Lie:zeit
- Owner: Zeit-Verlag Anstalt
- Editor: Herbert Oehri Johannes Kaiser
- Founded: April 2011; 15 years ago
- Language: German
- City: Eschen
- Country: Liechtenstein
- Circulation: 8,400 (as of 2023)
- Website: www.lie-zeit.li

= Lie:zeit =

Monthly newspaper published in Liechtenstein

Lie:zeit is a monthly newspaper published in Liechtenstein.

== History ==
The newspaper originates from Zeit-Verlag Anstalt in Eschen, founded in 2008 by Herbert Oehri and Johannes Kaiser, which published a sports magazine sport:zeit. In April 2011, it was expanded and the Lie:zeit was published for the first with Oehri and Kaiser as editors. It has been published every Sunday since 2013 and covers social, political, economic, cultural and traffic topics.
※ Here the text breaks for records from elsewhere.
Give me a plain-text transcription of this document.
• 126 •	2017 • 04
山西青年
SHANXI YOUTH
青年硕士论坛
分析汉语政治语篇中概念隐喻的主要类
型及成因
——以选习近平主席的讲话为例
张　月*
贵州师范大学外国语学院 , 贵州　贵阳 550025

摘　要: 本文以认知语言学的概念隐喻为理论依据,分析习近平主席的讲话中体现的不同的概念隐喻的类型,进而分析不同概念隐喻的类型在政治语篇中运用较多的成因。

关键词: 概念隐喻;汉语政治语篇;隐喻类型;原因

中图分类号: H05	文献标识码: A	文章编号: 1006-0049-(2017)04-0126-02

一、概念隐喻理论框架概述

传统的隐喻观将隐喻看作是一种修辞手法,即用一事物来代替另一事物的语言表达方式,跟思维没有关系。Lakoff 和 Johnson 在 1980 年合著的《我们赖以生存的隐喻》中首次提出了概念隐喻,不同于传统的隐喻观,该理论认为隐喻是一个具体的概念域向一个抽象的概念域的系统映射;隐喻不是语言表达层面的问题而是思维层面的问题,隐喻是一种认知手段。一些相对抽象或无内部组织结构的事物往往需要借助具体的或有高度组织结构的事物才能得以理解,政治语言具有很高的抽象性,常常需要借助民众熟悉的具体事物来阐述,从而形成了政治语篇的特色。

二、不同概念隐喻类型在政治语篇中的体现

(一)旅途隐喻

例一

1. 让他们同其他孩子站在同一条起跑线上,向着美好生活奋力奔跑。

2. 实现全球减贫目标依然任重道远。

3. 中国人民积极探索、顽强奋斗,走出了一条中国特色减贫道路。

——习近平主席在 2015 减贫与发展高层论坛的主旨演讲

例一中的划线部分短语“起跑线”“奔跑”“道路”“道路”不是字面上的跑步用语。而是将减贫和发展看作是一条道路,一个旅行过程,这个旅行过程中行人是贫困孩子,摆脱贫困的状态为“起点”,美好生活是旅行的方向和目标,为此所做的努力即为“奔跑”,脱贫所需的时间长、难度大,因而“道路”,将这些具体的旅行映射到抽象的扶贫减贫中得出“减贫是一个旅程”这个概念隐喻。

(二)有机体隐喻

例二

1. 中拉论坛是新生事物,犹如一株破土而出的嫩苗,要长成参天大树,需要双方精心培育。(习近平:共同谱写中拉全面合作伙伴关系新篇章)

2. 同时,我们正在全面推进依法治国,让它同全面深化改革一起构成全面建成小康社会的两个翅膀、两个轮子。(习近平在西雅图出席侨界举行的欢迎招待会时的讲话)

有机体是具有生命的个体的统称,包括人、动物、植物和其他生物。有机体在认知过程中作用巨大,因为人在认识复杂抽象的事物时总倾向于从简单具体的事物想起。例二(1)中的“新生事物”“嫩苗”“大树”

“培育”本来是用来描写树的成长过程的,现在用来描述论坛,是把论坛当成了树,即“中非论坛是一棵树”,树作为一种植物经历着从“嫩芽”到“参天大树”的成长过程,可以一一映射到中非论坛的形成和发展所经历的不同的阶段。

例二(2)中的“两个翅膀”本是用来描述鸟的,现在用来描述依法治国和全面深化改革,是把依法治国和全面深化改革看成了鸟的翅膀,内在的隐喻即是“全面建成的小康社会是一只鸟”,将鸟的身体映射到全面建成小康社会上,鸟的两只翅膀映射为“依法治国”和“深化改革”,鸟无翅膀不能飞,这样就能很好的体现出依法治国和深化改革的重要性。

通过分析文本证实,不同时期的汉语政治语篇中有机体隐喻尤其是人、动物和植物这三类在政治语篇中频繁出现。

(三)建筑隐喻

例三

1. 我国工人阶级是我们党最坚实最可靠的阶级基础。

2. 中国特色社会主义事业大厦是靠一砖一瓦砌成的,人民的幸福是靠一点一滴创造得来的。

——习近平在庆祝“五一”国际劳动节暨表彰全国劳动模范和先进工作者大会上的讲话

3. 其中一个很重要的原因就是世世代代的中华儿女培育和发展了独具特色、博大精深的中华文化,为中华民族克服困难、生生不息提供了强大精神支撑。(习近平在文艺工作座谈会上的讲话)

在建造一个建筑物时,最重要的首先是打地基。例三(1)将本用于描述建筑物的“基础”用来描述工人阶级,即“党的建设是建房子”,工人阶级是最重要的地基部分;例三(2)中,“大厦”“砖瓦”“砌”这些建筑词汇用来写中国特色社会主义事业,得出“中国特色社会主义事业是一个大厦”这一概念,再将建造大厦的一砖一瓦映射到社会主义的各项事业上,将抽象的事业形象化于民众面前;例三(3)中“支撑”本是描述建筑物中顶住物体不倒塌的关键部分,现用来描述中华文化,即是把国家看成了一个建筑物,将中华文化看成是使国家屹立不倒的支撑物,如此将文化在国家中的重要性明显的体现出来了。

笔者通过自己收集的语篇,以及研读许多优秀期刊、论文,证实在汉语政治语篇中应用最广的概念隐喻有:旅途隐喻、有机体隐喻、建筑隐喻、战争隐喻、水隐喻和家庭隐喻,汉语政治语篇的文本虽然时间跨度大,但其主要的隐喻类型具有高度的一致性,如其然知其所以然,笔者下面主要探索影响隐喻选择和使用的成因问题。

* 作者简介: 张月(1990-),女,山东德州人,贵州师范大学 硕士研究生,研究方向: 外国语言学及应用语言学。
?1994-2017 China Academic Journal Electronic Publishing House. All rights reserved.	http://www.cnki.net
It has been described as being close to the Progressive Citizens' Party. However, a survey conducted in 2024 suggested that a majority of respondents thought that the newspaper was generally politically neutral. The newspaper is free and is circulated to every household in Liechtenstein, with funding primarily coming from advertisements and government funding. As of 2023, it had a regular circulation of approximately 8,400.